Conservatives have been celebrating Noel Canning, the recent Supreme Court decision on recess appointments, because President Obama lost 9-0. But in reality the case was a loss both for liberty and the rule of law. While the result was unanimous, the reasoning in Justice Stephen Breyer’s five-person majority dramatically diverged from Justice Antonin Scalia’s four-person concurrence.  And it is the reasoning, not the result, that may shape our constitutional future.  Justice Breyer’s majority opinion elevates practices of the President and Congress over the original meaning of the Constitution.  Adoption of Breyer’s principle of constitutional interpretation threatens our liberty.

The Recess Appointment Clause provides: “The President shall have Power to fill up all Vacancies that may happen during the Recess of the Senate, by granting Commissions which shall expire at the End of their next Session.” Breyer’s majority opinion permitted the President to make recess appointments during intrasession recesses, not only at the end of the congressional session, and to fill vacancies that happen at any time, not only vacancies that happen during recesses.  Those holdings provide the President with potentially substantial recess appointments power, assuming that the Senate in fact takes intrasession recesses.
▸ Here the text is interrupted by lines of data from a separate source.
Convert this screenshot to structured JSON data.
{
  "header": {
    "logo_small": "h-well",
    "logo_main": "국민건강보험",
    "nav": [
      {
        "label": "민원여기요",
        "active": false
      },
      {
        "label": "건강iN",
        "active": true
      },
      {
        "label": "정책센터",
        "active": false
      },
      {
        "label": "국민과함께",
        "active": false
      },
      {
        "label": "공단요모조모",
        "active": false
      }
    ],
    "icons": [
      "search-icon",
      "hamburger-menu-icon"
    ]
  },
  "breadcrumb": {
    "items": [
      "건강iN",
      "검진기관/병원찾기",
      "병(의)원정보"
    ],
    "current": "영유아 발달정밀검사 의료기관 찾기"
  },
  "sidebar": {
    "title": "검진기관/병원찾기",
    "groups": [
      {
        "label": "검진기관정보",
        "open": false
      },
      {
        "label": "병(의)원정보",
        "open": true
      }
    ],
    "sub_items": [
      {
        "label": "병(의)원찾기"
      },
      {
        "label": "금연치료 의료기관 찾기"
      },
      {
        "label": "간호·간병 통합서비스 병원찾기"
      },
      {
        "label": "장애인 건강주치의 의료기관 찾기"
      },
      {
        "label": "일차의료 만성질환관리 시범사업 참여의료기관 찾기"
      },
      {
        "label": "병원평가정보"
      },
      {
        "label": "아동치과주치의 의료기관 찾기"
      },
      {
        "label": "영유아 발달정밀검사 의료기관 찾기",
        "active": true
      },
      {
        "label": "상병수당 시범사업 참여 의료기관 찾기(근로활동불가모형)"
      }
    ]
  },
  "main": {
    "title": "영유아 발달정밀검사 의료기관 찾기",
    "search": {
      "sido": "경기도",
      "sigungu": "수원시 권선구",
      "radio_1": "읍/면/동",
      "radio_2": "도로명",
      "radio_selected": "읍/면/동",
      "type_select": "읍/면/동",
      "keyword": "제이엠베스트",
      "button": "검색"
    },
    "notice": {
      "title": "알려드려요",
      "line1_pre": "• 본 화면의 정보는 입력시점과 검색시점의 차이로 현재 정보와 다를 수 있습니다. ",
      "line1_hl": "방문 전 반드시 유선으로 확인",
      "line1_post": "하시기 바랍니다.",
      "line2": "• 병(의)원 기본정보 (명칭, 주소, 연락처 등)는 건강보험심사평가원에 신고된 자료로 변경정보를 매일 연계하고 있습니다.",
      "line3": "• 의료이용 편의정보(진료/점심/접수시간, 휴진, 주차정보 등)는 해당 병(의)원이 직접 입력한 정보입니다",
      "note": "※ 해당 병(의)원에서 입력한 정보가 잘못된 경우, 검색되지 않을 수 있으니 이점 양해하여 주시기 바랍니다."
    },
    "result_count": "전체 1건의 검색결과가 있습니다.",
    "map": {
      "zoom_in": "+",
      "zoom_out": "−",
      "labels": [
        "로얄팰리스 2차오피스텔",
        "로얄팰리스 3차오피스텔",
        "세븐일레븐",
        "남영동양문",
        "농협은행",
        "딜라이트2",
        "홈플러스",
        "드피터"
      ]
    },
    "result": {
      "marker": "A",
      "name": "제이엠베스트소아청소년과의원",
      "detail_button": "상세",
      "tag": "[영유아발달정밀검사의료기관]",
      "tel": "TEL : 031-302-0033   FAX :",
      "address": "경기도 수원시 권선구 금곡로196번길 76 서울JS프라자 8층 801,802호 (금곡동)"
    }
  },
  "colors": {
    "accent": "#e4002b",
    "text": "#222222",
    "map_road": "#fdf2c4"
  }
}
I will leave to my co-blogger Mike Rappaport, the leading expert on the Recess Appointment Clause, who is heavily cited in the concurrence, to discuss the details of interpretative disputes.  I want to focus instead on the majority’s enthusiasm for allowing the political branches to reach accommodations among themselves that displace the better interpretation of the Constitution. I say better interpretation, because while the majority contends that the meaning of both “ recess” and “may happen” was ambiguous, it did not argue that the meaning it gave to these terms was the best interpretation as an original matter.  And I think any reasonable reader of the two competing opinions would reach the conclusion that Scalia’s interpretation was better.   It was the practices of the branches, not the language of the Constitution, that did the heavy lifting for the majority.

Let us assume that the majority was right that recess appointment practices accepted by the political branches through much of recent  history differed from the better reading of the Constitution. (As Mike Rappaport has shown, this claim is, in fact, largely false.)  The problem with making  political accommodations the lodestar of the separation of powers can be understood by considering the famous Coase theorem.  The Nobel prize-winning economist Ronald Coase showed that, in the absence of transactions costs, the initial assignment of property rights would not affect the outcome – the rights would either remain with or be transferred to the user who values them most highly.  In my academic work, I have suggested that the Coase theorem has similar implications for accommodations among political institutions.  Thus, unless the original distribution of powers is policed, rights will tend to accrue to the political branch that puts the highest political value on them.

One might think such accommodations offer an advantage for political efficiency.  But, as the Court has long recognized, the separation of powers by dividing federal authority into its originally defined spheres is designed to protect liberty, not promote efficiency.   Permitting Coasean bargains is a threat to liberty.  If the branches can make accommodations (i.e., implicit deals) they can aggrandize the sum of their powers.  In this case of expanding the recess appointments power, the President gets most of what he wants—a capacious, even if not unlimited, recess appointments power, and the Senate avoids accountability for voting on some controversial nominees.

Requiring the Senate to confirm nominees provides an important check on the unilateral power of the President to choose unqualified or unrepresentative subordinates.  Expanding the recess appointment power weakens that check.  But the President may at times be more interested in this power than the Senate is in keeping its own power over confirmation. The power of confirmation does not offer much political return and often may require uncomfortable votes. Thus, at times the Senate might not fight hard to retain is full confirmation authority and instead cede a more capacious recess appointment authority to the President.

Justice Breyer’s endorsement of political practices as an important method for resolving constitutional disputes is a threat to liberty that transcends this case.  The opinion permits the political branches to rewrite the Constitution in their interest, not ours.  And it is the people, not the politicians, who ordained the Constitution.  The Supreme Court needs to speak for us, not them.